عن أبي العبَّاسِ سَهْلِ بنِ سَعْدٍ الساعديِّ رَضِي اللهُ عَنْهُ قالَ: (جاءَ رَجُلٌ إلى النَّبيِّ صَلَّى اللهُ عَلَيْهِ وَسَلَّمَ، فَقالَ: يا رسولَ اللهِ، دُلَّنِي عَلَى عَمَلٍ إِذَا عَمِلْتُهُ أَحَبَّنِيَ اللهُ وأَحبَّنِيَ النَّاسُ. فَقَالَ:

{ازْهَدْ فِي الدُّنْيَا يُحِبَّكَ اللهُ، وَازْهَدْ فِيمَا عِنْدَ النَّاسِ يُحِبَّكَ النَّاسُ}.

حديثٌ حَسَنٌ رواهُ ابنُ ماجَه وغيرُهُ بأسانيدَ حَسنةٍ.

Dari Abu al-Abbas Sahl bin Sa’ad as-Sa’idi radhiyallahu’anhu, ia berkata: ‘Seorang pria datang kepada Rasuululllah shallallahu’alaihiwasallam dan bertanya: ‘Wahai Rasulallah, tunjukkan kepadaku amalan yang bila aku mengamalkannya maka Allah akan mencintai saya dan manusia juga akan mencintai saya’, maka Rasuulullah shallallahu’alaihiwasallam bersabda:

“Zuhudlah di dunia niscaya Allah akan mencintaimu, dan zuhudlah terhadap apa yang dimiliki manusia, niscaya manusia mencintaimu”

[Hadits hasan shohih diriwayatkan oleh ad-Daruquthni dan selainnya.]

Informasi nubuwwah dari hadits ini sangatlah penting bagi kita karena cinta Allah adalah hal terpenting yang kita kejar dan impikan. Maka penting bagi kita untuk memahami Zuhud berusaha melaksanakannya atau sebaliknya menjaga agar kita tidak keluar dari lingkup zuhud.

Imam Nawawi dalam syarah al-Arba’in ketika terhadap hadits diatas menjelaskan makna zuhud berikut

الزهد: ترك ما لا يحتاج إليه من الدنيا،و إن كان حلالاً،و الاقتصار على الكفاية،

والورع: ترك الشبهات

Zuhud adalah meninggalkan apa yang tidak ia perlukan dari dunia, meskipun hal itu halal, dan mencukupkan diri dengan kecukupan. Sedangkan wara’ adalah meninggalkan hal-hal yang syubhat.

Kata kunci penting dari definisi yang diberikan Imam Nawawi terhadap zuhud adalah ‘apa yang tidak ia perlukan’ ( ما لا يحتاج إليه).

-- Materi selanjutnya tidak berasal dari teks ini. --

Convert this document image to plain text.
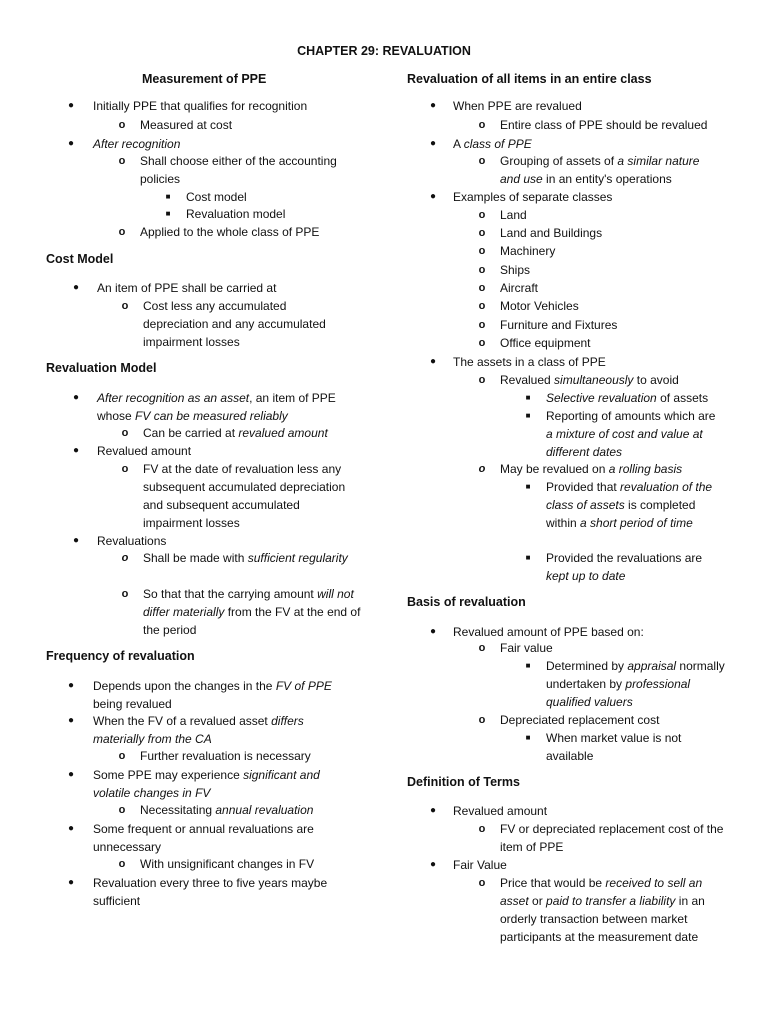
CHAPTER 29: REVALUATION
Measurement of PPE
●	Initially PPE that qualifies for recognition
o	Measured at cost
●	After recognition
o	Shall choose either of the accounting policies
■	Cost model
■	Revaluation model
o	Applied to the whole class of PPE
Cost Model
●	An item of PPE shall be carried at
o	Cost less any accumulated depreciation and any accumulated impairment losses
Revaluation Model
●	After recognition as an asset, an item of PPE whose FV can be measured reliably
o	Can be carried at revalued amount
●	Revalued amount
o	FV at the date of revaluation less any subsequent accumulated depreciation and subsequent accumulated impairment losses
●	Revaluations
o	Shall be made with sufficient regularity
o	So that that the carrying amount will not differ materially from the FV at the end of the period
Frequency of revaluation
●	Depends upon the changes in the FV of PPE being revalued
●	When the FV of a revalued asset differs materially from the CA
o	Further revaluation is necessary
●	Some PPE may experience significant and volatile changes in FV
o	Necessitating annual revaluation
●	Some frequent or annual revaluations are unnecessary
o	With unsignificant changes in FV
●	Revaluation every three to five years maybe sufficient
Revaluation of all items in an entire class
●	When PPE are revalued
o	Entire class of PPE should be revalued
●	A class of PPE
o	Grouping of assets of a similar nature and use in an entity's operations
●	Examples of separate classes
o	Land
o	Land and Buildings
o	Machinery
o	Ships
o	Aircraft
o	Motor Vehicles
o	Furniture and Fixtures
o	Office equipment
●	The assets in a class of PPE
o	Revalued simultaneously to avoid
■	Selective revaluation of assets
■	Reporting of amounts which are a mixture of cost and value at different dates
o	May be revalued on a rolling basis
■	Provided that revaluation of the class of assets is completed within a short period of time
■	Provided the revaluations are kept up to date
Basis of revaluation
●	Revalued amount of PPE based on:
o	Fair value
■	Determined by appraisal normally undertaken by professional qualified valuers
o	Depreciated replacement cost
■	When market value is not available
Definition of Terms
●	Revalued amount
o	FV or depreciated replacement cost of the item of PPE
●	Fair Value
o	Price that would be received to sell an asset or paid to transfer a liability in an orderly transaction between market participants at the measurement date
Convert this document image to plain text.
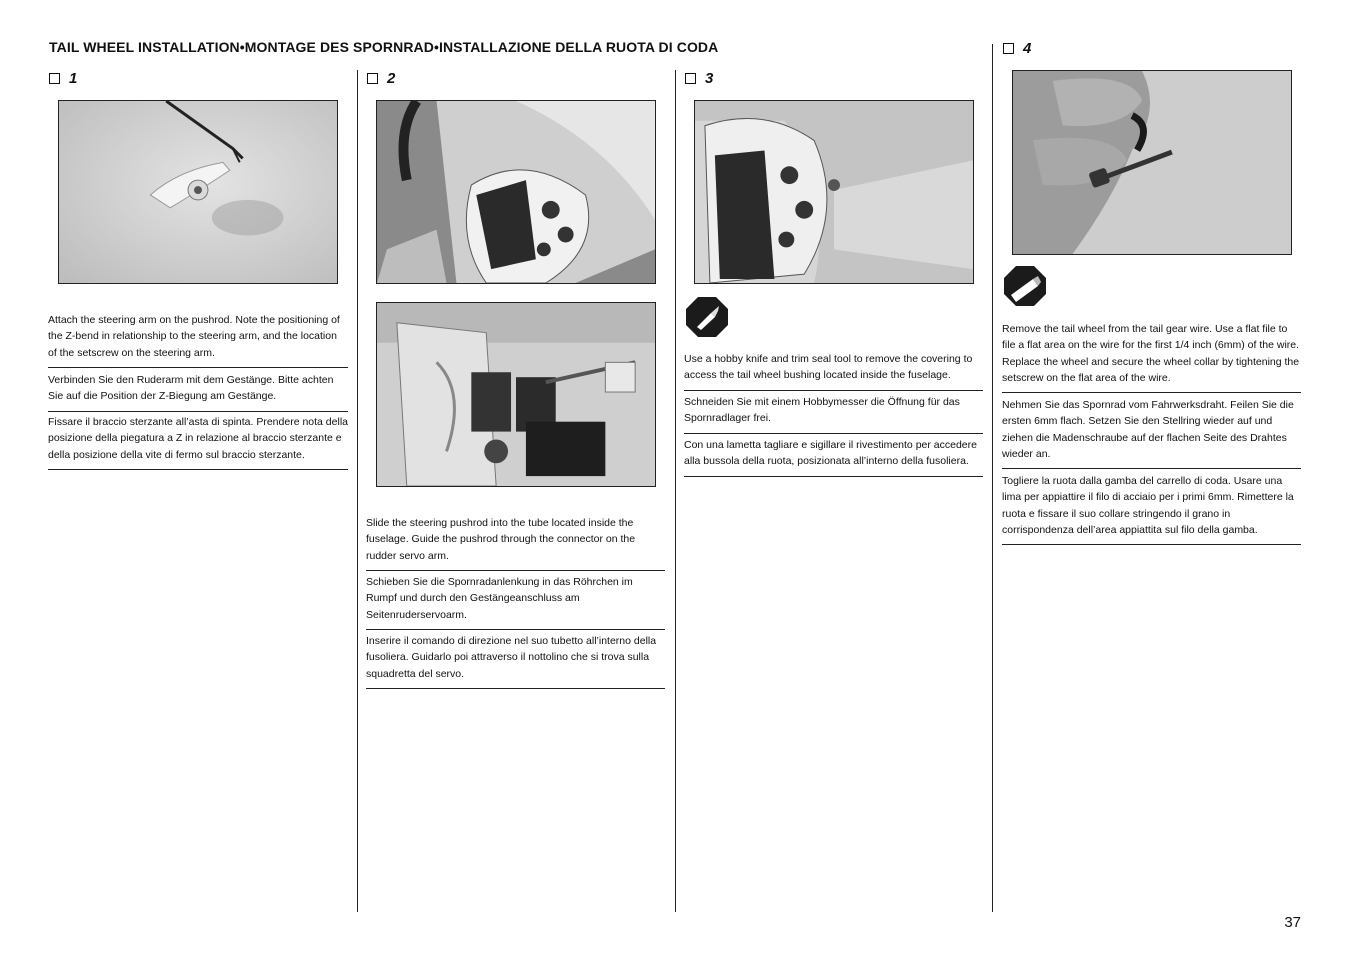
TAIL WHEEL INSTALLATION•MONTAGE DES SPORNRAD•INSTALLAZIONE DELLA RUOTA DI CODA
1
Attach the steering arm on the pushrod. Note the positioning of the Z-bend in relationship to the steering arm, and the location of the setscrew on the steering arm.
Verbinden Sie den Ruderarm mit dem Gestänge. Bitte achten Sie auf die Position der Z-Biegung am Gestänge.
Fissare il braccio sterzante all’asta di spinta. Prendere nota della posizione della piegatura a Z in relazione al braccio sterzante e della posizione della vite di fermo sul braccio sterzante.
2
Slide the steering pushrod into the tube located inside the fuselage. Guide the pushrod through the connector on the rudder servo arm.
Schieben Sie die Spornradanlenkung in das Röhrchen im Rumpf und durch den Gestängeanschluss am Seitenruderservoarm.
Inserire il comando di direzione nel suo tubetto all’interno della fusoliera. Guidarlo poi attraverso il nottolino che si trova sulla squadretta del servo.
3
Use a hobby knife and trim seal tool to remove the covering to access the tail wheel bushing located inside the fuselage.
Schneiden Sie mit einem Hobbymesser die Öffnung für das Spornradlager frei.
Con una lametta tagliare e sigillare il rivestimento per accedere alla bussola della ruota, posizionata all’interno della fusoliera.
4
Remove the tail wheel from the tail gear wire. Use a flat file to file a flat area on the wire for the first 1/4 inch (6mm) of the wire. Replace the wheel and secure the wheel collar by tightening the setscrew on the flat area of the wire.
Nehmen Sie das Spornrad vom Fahrwerksdraht. Feilen Sie die ersten 6mm flach. Setzen Sie den Stellring wieder auf und ziehen die Madenschraube auf der flachen Seite des Drahtes wieder an.
Togliere la ruota dalla gamba del carrello di coda. Usare una lima per appiattire il filo di acciaio per i primi 6mm. Rimettere la ruota e fissare il suo collare stringendo il grano in corrispondenza dell’area appiattita sul filo della gamba.
37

Untuk melengkapi maksud dari hal ini, mari kita coba lengkapi dengan penjelasan ulama besar lainnya yaitu Ibnu Hajar al-Haitami ketika juga memberi penjelasan hadits ini dalam karya Beliau Fathul Mubiin dimana kali ini Ibnu Hajar menjelaskan siapa orang yang zuhud. Bila Imam Nawawi menjelaskan apa yang ditinggalkan, Ibnu Hajar melengkapi dengan menjelaskan apa yang diambil dari dunia:

فالزاهد: المستصغر لمحتقر للدنيا, فلا يفرح بسيئٍ منها, ولا يحزن علي فقده, ولا يأخذ منها إلا ما يعينه علي طاعةريه, أو ما أمر بأخذه. مع دوام الذكر والمراقبة والنفكر في الاخرة.

Orang yang zuhud adalah orang yang mengecilkan dan menghinakan dunia, sehingga ia tidak gembira dan bangga dengan dunia juga tidak sedih dengan kehilangannya. Ia tidak mengambil dari dunia kecuali hal-hal yang menolongkan untuk ketaatan pada rabbnya. Dengan tetap mengingat, merasa dekat, dan memikirkan akhirat.

Ibnu Hajar al-Haitami menjelaskan sikap mental orang-orang zuhud terhadap dunia dimana dunia tidak membuat mereka bangga ketika memilikinya dan tidak merasa sedih ketika kehilangannya.

Tentang apa yang diambil dari dunia, Ibnu Hajar al-Haitami menjelaskan bahwa apa yang diambil oleh orang-orang zuhud dari dunia adalah hal-hal yang menolongnya dalam ketaatan pada rabbnya atau memang sesuatu yang diperintahkan. Maka terkait penjelasan Imam Nawawi, semua hal yang tidak masuk dalam kriteria yang disebutkan Ibnu Hajar al-Haitami…inilah yang dimaksud oleh Imam Nawawi sebagai apa yang tidak ia perlukan.

Lebih lengkap, tentang apa yang ditinggalkan Ibnu Hajar al-Haitami menuliskan ttg orang-orang zuhud:

وَ تَرْكُ مَا لَا قٌرْبَتَ فِبْهِ

…dan meninggalkan hal-hal bernilai taqarrub (mendekatkan diri pada Allah)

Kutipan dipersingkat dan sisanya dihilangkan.